The biggest and ‘brightest’ companies continue to show they will chase near-term profits at the expense of taking on too much risk.
We won’t claim to have any idea where things go, but the GFC was a slow bleed followed by an explosion.
August 9, 2007 was when French bank BNP signaled it was in trouble.
Jan 22, 2008 the FED slashed the fed funds rate.
March 2008 Bearn Stearns gets forced acquired
Sept 2008 Lehman goes bankrupt and everything goes crazy
These things can take a while to materialize. The S&P500 spent 3-6 months around its August 2007 level (when a European bank first sounded the alarm) before tanking.
What does it mean for you?
Make sure you have an emergency fund. Make sure you aren’t taking on new debt unnecessarily. And start working on your side incomes while staying in good standing at your W2. (almost like that advice is universally good advice).
Good Luck Anon.
Thank you! This is helpful as I was quite young during the GFC. Please continue to give your perspective as the potential sequel in 2022-? develops for good or ill. I saw a bad omen the other day -- that NINJA Loans have returned. No credit check. No income check. Just lots of extra fees and more interest payments. Banks seem to be SPRINTING to offload as much bad real estate inventory as possible. Have you noticed this as well?
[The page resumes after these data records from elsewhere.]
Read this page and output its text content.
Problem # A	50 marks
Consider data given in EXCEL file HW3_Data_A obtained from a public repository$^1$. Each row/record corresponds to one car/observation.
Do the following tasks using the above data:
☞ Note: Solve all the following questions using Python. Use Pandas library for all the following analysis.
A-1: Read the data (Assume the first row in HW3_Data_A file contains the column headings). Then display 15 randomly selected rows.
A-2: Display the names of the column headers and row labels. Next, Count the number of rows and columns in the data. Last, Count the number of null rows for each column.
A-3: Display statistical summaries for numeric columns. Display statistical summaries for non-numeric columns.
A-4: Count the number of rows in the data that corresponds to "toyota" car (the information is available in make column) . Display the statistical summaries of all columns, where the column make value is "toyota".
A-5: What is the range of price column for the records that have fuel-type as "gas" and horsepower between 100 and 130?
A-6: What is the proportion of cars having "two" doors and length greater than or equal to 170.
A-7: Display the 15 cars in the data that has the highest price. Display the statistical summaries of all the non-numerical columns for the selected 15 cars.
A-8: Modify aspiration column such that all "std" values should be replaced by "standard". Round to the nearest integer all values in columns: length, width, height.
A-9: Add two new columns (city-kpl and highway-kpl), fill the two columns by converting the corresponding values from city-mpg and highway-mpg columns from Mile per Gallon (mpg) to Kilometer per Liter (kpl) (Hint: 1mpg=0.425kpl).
And yes -- I absolutely will continue to stay in good standing with my W2 and work on side hustle. I recently passed having a 15 month emergency fund. Rapidly adding more due to my enhanced cash flow. Got 3 months of dry food (not enough, i'm afraid). I am projected to have 40 month Emergency savings at the end of this year. Life is good.
Excellent write-up! Thank you for the historical reminder. This definitely feels like the beginning of “slow bleed”.